Als er geen verantwoordelijk organisatieonderdeel meer is, zorgt de stafgroep automatisering ervoor dat de conversie en migratie wordt uitgevoerd. Ook dan zullen er financiële middelen beschikbaar moeten komen. De identificatie van dergelijke informatiebestanden zal gemeenschappelijke inspanning vereisen van de onderdelen. de stafgroep automatisering en de sectie documentaire informatievoorziening zijn geïdentificeerd. De stafgroep automatisering kan uiteraard niet verantwoordelijk zijn voor de inhoud van de informatiebestanden.
Tot deze bij of krachtens de wet gestelde eisen behoort de in artikel 13, vierde lid, Archiefbesluit 1995 genoemde ministeriële Regeling bouwen inrichting archiefruimten en archiefbewaarplaatsen (Nederlandse Staatscourant nr. 180 d.d. 18 september 2001, verbeterd in nr. 209 d.d. 29 oktober 2001).
De opstelling van de procedures wordt aan het hoofd van de beheerseenheid overgelaten, omdat deze het best in staat is de relaties met de verschillende werkprocessen te leggen. Wijziging in die werkprocessen of in de technische ondersteuning daarvan door middel van informatiesystemen
kan op deze wijze leiden tot snelle en eenvoudige aanpassing van de procedures.
Archiefrechtelijke regels maken verwijdering mogelijk, bijvoorbeeld ingeval vervanging, vernietiging, vervreemding of uitlening plaatsvindt. De Wet Bescherming Persoonsgegevens bepaalt - evenals verschillende andere privacywetten - in welke gevallen persoonsgegevens uit registraties verwijderd dienen te worden. Vervolgens dienen de archiefrechtelijke regels inzake selectie en vernietiging te worden toegepast.
Dit artikel beoogt te voorkomen, dat documenten, ten aanzien waarvan uitzonderingsgronden van de Wet openbaarheid van bestuur worden gehanteerd, in strijd daarmee openbaar gemaakt worden of door ondeskundig beheer verloren gaan.

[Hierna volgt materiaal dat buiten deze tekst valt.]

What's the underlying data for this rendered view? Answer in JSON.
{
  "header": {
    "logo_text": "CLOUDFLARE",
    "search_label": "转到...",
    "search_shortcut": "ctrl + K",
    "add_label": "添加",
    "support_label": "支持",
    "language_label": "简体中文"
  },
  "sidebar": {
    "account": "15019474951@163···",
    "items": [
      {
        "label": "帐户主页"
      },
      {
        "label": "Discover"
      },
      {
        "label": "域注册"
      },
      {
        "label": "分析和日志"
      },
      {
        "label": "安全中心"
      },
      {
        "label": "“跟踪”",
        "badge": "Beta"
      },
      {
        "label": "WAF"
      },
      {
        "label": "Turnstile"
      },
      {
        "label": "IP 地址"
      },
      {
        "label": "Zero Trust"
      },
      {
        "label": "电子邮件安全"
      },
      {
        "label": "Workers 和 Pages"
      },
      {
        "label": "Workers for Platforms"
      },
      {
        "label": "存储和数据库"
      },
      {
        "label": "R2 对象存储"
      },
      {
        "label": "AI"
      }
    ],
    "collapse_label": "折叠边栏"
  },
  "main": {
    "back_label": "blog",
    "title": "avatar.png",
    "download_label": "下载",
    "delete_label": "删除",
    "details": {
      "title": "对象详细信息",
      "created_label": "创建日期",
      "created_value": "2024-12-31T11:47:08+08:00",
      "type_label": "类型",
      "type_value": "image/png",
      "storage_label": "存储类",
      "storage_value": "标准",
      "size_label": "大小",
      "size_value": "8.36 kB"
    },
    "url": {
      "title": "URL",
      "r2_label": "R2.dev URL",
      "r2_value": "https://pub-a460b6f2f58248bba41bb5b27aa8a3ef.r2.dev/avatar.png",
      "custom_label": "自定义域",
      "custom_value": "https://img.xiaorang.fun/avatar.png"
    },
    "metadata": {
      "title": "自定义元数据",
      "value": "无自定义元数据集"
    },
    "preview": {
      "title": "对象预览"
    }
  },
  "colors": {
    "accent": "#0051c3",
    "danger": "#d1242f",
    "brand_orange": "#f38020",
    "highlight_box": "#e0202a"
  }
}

De bepaling, dat de selectie in een zo vroeg mogelijk stadium dient plaats te hebben, is van algemene strekking. De bepaling is echter specifiek van belang ten aanzien van digitale informatiesystemen. Wanneer in de conceptiefase daarvan geen rekening wordt gehouden met de selectie-eisen, kan dit tot onherstelbaar verlies van informatie leiden.
Deze lijst is enerzijds noodzakelijk als onderdeel van de in artikel 8 van het Archiefbesluit 1995 bedoelde verklaring, en dient anderzijds om de toezichthouder een toetsingsinstrument te verschaffen voor het correct toepassen van de selectielijst.
Voor het op lange termijn toegankelijk houden van met name digitale informatie, zijn naast de gegevens ook de programmatuur, documentatie en apparatuur noodzakelijk. Wanneer dit nodig is, dienen ook deze te worden overgebracht. Van toepassing zijn met name ook de op grond van artikel 12 Archiefbesluit 1995 vastgestelde ministeriële regeling Geordende en toegankelijke staat archiefbescheiden (Ned. Staatscourant 43 d.d. 1 maart 2002).